Sarah Blasko: Depth of Field review – sublime vulnerability with a dark undercurrent

Australian artist’s impressive sixth album is an intimate exploration of desire haunted by a sense of deep disquiet
  
  

Sarah Blasko
Sarah Blasko’s sixth album could be her international breakthrough. Photograph: Kylie Coutts/EMI

Is Sarah Blasko going through deep trauma, or a massive break-up? Many of the songs on her new album, Depth of Field, seem to indicate so.

In some places they call to mind Donna Summer; in others they are reminiscent of Sophie Ellis-Bextor’s troubling (and sublime) Murder on the Dancefloor. Her music is shot through with desire, a longing that goes beyond the usual template of imagined and sometimes real slights. Calling a song Never Let Me Go may well not be the most original idea around, but Blasko invests the phrase with a degree of vulnerability and hope that goes far beyond the norm.

The songs on Blasko’s sixth album feel possessed of a dark undercurrent, the sort of edge that comes around after you have spent one too many late-night hours waiting for your partner to return home from carousing. You can visualise the mirror ball throwing cascade confusion during the opening song, Phantom, but the lyrics refer to something darker yet, a “phantom heartbeat”.

Is Blasko singing about an imaginary child? A never-born? Her poise and her voice are immaculate – crystalline, enticing – but the music and sentiments seem deeply troubled. Blasko herself claims the song concerns other matters entirely.

I asked my dad [a history and English teacher] to record himself reading poetry for inspiration,” she says. “He quoted a line from Nietzsche which contained the word ‘phantom’. This song is about the role that influential people play in your life, forming who you are. I feel I carry them with me. Their presence is so tangible even when they’re not there, like a phantom limb.”

A phantom limb: this is what Depth of Field feels to me right now. Songs like the swirling Heaven Sent and beckoning intimacy of Read My Mind race around my head like a real friend, or a forbidden lover. I have carried this album almost everywhere with me for weeks now. Whether it is playing through my headphones or not, Blasko’s cajoling, sensational voice soundtracks the inner sadness and mundane reality of the 10.09 train to Guildford. Another half-hour delay? Another chance to listen to Blasko.

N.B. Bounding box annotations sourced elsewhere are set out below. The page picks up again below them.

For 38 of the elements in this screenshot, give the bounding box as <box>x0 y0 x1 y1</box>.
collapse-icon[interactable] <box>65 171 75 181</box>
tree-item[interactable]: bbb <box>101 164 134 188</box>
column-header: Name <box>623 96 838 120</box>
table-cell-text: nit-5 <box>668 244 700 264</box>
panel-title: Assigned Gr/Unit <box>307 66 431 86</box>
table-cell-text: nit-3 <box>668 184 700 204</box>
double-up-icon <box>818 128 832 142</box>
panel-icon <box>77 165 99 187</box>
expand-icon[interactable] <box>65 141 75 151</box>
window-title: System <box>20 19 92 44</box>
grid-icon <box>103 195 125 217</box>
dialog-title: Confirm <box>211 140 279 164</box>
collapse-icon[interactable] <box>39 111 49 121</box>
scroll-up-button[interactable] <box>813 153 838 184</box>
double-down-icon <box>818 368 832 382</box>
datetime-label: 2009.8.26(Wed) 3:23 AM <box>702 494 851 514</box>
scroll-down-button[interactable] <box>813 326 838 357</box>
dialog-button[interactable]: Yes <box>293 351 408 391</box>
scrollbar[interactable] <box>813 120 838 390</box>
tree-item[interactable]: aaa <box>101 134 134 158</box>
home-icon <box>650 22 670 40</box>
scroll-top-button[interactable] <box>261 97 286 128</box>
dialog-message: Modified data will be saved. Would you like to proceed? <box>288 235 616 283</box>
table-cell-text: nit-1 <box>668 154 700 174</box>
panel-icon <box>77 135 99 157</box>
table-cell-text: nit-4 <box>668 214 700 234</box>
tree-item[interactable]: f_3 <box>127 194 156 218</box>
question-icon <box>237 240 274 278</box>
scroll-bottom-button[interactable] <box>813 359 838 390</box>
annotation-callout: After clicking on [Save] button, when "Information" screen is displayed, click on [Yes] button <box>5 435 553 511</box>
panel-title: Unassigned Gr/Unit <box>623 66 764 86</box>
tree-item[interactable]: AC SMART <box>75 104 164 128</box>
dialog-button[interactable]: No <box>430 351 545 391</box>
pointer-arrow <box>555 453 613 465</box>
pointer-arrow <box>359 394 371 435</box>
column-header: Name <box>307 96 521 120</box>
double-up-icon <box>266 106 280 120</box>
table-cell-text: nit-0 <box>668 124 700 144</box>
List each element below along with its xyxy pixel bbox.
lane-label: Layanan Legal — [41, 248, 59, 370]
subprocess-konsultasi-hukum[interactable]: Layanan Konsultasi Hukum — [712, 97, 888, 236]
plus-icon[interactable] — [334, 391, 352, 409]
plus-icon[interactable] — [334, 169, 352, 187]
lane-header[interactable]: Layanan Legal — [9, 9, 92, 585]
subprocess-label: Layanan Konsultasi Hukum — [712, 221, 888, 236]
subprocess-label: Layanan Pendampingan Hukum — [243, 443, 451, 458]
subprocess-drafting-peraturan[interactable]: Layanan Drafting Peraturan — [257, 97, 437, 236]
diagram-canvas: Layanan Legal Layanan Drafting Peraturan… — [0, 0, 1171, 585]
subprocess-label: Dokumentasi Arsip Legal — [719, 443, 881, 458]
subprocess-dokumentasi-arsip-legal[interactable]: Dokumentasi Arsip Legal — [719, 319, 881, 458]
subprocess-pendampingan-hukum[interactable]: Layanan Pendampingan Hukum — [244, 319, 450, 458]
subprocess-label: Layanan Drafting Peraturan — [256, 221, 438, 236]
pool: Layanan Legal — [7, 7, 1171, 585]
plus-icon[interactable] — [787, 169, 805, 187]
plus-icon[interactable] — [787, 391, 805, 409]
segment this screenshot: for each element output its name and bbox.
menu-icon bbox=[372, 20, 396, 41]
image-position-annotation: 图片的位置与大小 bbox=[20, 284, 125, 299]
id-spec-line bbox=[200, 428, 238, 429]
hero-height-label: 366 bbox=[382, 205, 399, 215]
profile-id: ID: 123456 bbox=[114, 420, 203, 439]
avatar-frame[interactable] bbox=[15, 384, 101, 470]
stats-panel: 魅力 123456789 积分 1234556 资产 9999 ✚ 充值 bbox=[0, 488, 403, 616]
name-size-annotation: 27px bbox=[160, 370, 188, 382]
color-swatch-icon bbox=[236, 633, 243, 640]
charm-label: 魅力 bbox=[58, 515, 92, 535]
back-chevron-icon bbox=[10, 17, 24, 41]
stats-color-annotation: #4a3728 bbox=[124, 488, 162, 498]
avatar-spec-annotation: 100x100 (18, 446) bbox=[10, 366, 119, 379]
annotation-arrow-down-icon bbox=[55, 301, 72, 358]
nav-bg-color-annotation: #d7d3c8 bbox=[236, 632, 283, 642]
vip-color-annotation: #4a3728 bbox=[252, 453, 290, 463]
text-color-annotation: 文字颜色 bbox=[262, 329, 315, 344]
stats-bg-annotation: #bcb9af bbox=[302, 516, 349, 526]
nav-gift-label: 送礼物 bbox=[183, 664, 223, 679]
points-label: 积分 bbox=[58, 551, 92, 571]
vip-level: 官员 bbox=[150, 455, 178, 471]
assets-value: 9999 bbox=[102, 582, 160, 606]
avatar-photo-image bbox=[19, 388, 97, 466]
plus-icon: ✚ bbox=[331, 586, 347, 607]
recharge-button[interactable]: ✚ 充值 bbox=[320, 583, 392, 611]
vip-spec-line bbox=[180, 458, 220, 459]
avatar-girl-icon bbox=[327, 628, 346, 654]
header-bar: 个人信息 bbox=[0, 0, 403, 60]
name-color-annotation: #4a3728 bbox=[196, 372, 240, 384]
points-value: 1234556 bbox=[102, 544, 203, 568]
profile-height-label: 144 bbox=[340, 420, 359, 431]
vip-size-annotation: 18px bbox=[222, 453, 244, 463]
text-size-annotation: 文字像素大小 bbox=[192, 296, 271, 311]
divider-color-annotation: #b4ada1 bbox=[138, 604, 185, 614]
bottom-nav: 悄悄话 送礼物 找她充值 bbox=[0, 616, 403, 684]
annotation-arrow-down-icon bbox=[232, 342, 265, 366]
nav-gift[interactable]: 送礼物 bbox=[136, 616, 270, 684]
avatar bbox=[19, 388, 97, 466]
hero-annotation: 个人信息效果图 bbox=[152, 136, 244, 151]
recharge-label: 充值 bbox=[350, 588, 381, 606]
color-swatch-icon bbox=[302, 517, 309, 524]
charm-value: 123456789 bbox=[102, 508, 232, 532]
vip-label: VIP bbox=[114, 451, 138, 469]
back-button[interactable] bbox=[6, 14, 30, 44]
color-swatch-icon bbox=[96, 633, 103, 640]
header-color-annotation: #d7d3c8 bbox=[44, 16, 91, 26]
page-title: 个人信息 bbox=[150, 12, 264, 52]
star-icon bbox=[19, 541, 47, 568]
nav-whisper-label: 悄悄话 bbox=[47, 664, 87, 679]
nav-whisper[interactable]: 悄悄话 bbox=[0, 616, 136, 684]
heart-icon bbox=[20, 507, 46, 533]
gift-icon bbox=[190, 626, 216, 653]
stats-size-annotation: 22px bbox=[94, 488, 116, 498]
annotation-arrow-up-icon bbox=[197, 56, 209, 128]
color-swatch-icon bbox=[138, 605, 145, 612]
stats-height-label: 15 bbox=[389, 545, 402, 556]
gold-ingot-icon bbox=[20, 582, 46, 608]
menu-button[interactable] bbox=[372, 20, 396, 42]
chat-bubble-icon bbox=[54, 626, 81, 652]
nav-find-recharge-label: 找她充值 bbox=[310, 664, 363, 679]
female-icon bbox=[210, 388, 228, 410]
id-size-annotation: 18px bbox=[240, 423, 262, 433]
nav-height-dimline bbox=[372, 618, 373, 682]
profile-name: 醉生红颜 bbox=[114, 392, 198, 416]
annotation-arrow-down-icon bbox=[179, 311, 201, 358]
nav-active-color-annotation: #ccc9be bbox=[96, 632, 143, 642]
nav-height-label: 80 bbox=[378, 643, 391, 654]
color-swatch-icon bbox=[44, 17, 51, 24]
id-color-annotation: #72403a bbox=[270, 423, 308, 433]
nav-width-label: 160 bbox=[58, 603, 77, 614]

Reviewing this Australian songwriter’s Aria-award-winning fifth album, 2015’s Eternal Return, I made reference to Olivia Newton-John. In particular, I feel that both singers have the ability to perform broken hearts that can help shatter and mend real ones, too. I wrote: “Her songwriting craft is so advanced, her grasp of pop so redolent, it is sometimes easy to forget how great a singer Blasko is.”